An Army veteran from Yelm has a warning for other veterans about security breaches on the eBenefits website maintained by the Department of Veterans Affairs and the Department of Defense.
The website is a universal portal for managing retirement, healthcare and disability described as "a secure environment where you can safely access your personal information and perform self-service tasks."
Marvin Corbin had a much different experience. His account was hacked twice in just over six months.
Each time, Corbin says, his monthly disability check, which is automatically deposited in his bank account, was rerouted to a new account established by the hacker.
"Why would I change my bank account and put it on a Green Dot card? Why?" asked Corbin, as he remembered the first hacking incident last May. " I'm like, 'The landlord isn't going to understand this,' and we was like 'Other creditors ain't either.'"
Then, it happened again just before Christmas, this time the hacker set up a fraudulent bank account at TD Bank.
"One time, it's understandable. Things happen, but the second time it's kind of unbelievable," said Melissa Corbin, Marvin's wife. "It has everything, all of his medical records, all of his military records, all of our family's medical records."
"We want to know who did it so we can prosecute," Corbin said.
While the VA acknowledged the fraud on both occasions and Yelm Police took a report, neither department has publicly identified the source of the leak.
The Department of Veteran's Affairs can't say for sure how many people have had their personal information stolen on this website because it only started separately tracking reports of fraud in August.

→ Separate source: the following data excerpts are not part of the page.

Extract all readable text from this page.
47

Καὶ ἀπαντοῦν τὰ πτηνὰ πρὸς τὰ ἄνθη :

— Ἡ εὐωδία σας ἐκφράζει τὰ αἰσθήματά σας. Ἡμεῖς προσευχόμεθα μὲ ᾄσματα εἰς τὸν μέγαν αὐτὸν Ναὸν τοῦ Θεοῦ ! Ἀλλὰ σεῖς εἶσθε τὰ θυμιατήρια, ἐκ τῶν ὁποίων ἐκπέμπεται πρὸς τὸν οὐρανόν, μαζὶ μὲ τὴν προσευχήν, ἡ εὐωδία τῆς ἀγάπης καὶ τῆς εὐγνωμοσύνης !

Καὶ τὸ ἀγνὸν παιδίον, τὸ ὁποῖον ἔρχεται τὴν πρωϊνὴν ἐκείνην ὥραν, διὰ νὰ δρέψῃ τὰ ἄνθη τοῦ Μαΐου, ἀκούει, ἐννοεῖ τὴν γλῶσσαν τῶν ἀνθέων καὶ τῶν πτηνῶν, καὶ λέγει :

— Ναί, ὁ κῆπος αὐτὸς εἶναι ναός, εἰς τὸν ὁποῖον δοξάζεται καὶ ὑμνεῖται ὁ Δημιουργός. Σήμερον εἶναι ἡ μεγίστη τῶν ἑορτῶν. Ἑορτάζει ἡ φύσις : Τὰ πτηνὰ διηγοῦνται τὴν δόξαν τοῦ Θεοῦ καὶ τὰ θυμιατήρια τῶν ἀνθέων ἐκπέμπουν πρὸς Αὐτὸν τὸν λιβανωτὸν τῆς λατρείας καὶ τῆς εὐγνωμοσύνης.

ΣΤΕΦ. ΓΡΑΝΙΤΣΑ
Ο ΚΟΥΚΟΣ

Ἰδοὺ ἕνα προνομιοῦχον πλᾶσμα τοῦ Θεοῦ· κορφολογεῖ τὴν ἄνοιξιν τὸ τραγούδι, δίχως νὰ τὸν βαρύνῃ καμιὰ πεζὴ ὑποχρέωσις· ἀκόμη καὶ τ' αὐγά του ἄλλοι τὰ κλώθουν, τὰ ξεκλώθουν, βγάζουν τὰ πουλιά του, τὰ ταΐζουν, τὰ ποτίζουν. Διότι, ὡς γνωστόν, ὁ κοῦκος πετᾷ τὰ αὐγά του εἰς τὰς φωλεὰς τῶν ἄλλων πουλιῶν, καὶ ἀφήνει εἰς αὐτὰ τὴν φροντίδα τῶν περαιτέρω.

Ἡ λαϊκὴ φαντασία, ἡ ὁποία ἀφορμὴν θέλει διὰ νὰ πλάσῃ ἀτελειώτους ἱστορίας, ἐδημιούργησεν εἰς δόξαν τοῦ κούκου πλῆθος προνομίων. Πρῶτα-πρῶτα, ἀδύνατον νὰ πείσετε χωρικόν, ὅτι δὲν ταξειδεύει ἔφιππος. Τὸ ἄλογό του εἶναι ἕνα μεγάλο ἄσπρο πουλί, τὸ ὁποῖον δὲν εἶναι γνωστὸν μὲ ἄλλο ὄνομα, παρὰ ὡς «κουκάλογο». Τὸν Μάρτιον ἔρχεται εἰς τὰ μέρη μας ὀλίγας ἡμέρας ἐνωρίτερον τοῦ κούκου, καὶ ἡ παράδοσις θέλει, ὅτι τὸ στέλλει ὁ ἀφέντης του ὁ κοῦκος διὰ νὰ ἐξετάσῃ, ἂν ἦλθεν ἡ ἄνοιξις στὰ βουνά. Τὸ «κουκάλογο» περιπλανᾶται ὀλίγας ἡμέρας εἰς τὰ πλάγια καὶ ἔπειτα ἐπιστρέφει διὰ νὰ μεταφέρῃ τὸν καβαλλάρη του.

In a statement regarding fraud on the eBenefits website, the VA called it, "Too early to draw any conclusions regarding trends or identify specific causes."

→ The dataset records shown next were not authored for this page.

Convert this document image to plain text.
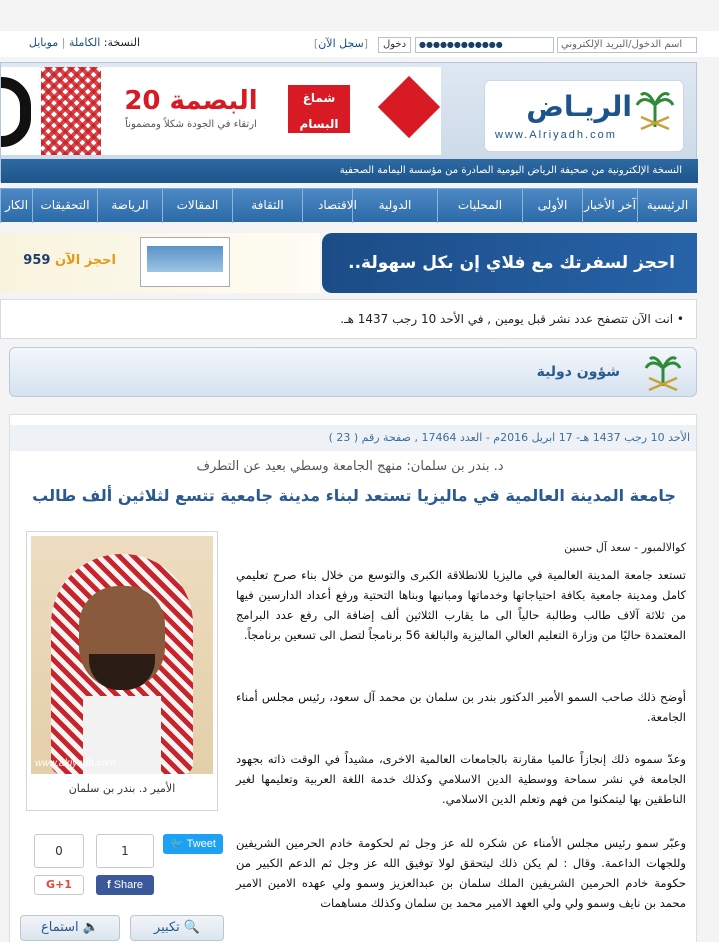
اسم الدخول/البريد الإلكتروني
●●●●●●●●●●●●
دخول
[سجل الآن]
النسخة: الكاملة | موبايل
البصمة 20
ارتقاء في الجودة شكلاً ومضموناً
شماغ البسام
جودة تدليها
الريـاض
www.Alriyadh.com
النسخة الإلكترونية من صحيفة الرياض اليومية الصادرة من مؤسسة اليمامة الصحفية
الرئيسية
آخر الأخبار
الأولى
المحليات
الدولية
الاقتصاد
الثقافة
المقالات
الرياضة
التحقيقات
الكار
احجز الآن 959	احجز لسفرتك مع فلاي إن بكل سهولة..
• انت الآن تتصفح عدد نشر قبل يومين , في الأحد 10 رجب 1437 هـ.
شؤون دولية
الأحد 10 رجب 1437 هـ- 17 ابريل 2016م - العدد 17464 , صفحة رقم ( 23 )
د. بندر بن سلمان: منهج الجامعة وسطي بعيد عن التطرف
جامعة المدينة العالمية في ماليزيا تستعد لبناء مدينة جامعية تتسع لثلاثين ألف طالب
www.alriyadh.com
الأمير د. بندر بن سلمان
🐦 Tweet
1
0
f Share
G+1
🔈 استماع	🔍 تكبير
كوالالمبور - سعد آل حسين
تستعد جامعة المدينة العالمية في ماليزيا للانطلاقة الكبرى والتوسع من خلال بناء صرح تعليمي كامل ومدينة جامعية بكافة احتياجاتها وخدماتها ومبانيها وبناها التحتية ورفع أعداد الدارسين فيها من ثلاثة آلاف طالب وطالبة حالياً الى ما يقارب الثلاثين ألف إضافة الى رفع عدد البرامج المعتمدة حاليًا من وزارة التعليم العالي الماليزية والبالغة 56 برنامجاً لتصل الى تسعين برنامجاً.
أوضح ذلك صاحب السمو الأمير الدكتور بندر بن سلمان بن محمد آل سعود، رئيس مجلس أمناء الجامعة.
وعدّ سموه ذلك إنجازاً عالميا مقارنة بالجامعات العالمية الاخرى، مشيداً في الوقت ذاته بجهود الجامعة في نشر سماحة ووسطية الدين الاسلامي وكذلك خدمة اللغة العربية وتعليمها لغير الناطقين بها ليتمكنوا من فهم وتعلم الدين الاسلامي.
وعبّر سمو رئيس مجلس الأمناء عن شكره لله عز وجل ثم لحكومة خادم الحرمين الشريفين وللجهات الداعمة. وقال : لم يكن ذلك ليتحقق لولا توفيق الله عز وجل ثم الدعم الكبير من حكومة خادم الحرمين الشريفين الملك سلمان بن عبدالعزيز وسمو ولي عهده الامين الامير محمد بن نايف وسمو ولي ولي العهد الامير محمد بن سلمان وكذلك مساهمات
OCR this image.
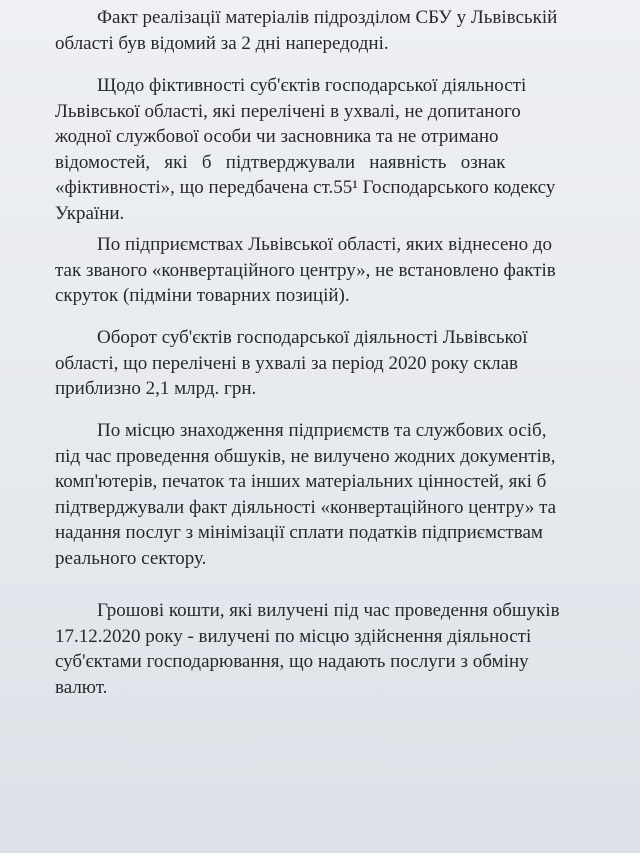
Факт реалізації матеріалів підрозділом СБУ у Львівській
області був відомий за 2 дні напередодні.
Щодо фіктивності суб'єктів господарської діяльності
Львівської області, які перелічені в ухвалі, не допитаного
жодної службової особи чи засновника та не отримано
відомостей,   які   б   підтверджували   наявність   ознак
«фіктивності», що передбачена ст.55¹ Господарського кодексу
України.
По підприємствах Львівської області, яких віднесено до
так званого «конвертаційного центру», не встановлено фактів
скруток (підміни товарних позицій).
Оборот суб'єктів господарської діяльності Львівської
області, що перелічені в ухвалі за період 2020 року склав
приблизно 2,1 млрд. грн.
По місцю знаходження підприємств та службових осіб,
під час проведення обшуків, не вилучено жодних документів,
комп'ютерів, печаток та інших матеріальних цінностей, які б
підтверджували факт діяльності «конвертаційного центру» та
надання послуг з мінімізації сплати податків підприємствам
реального сектору.
Грошові кошти, які вилучені під час проведення обшуків
17.12.2020 року - вилучені по місцю здійснення діяльності
суб'єктами господарювання, що надають послуги з обміну
валют.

From August to January, records show 713 people filed reports with the VA and 17 of them were in Washington.
The VA says, "It is committed to maintaining the security of eBenefits."
However, the Corbins aren't holding out hope.
Today, you won't see Marvin Corbin on his computer or the eBenefits website.
He's back to handling his finances the old fashioned way, on paper, and warning other veterans to be cautious.
"All I can say is keep all your paperwork, just in case, everything you got," Corbin said.
The VA wouldn't get into specifics about those reported cases of fraud saying the investigation is ongoing.
Protecting your identity on the eBenefits website is the same as with any website.
Advocates for identity theft victims warn users not to access the site in a public place, use complex passwords and be careful when sharing personal information like a social security number.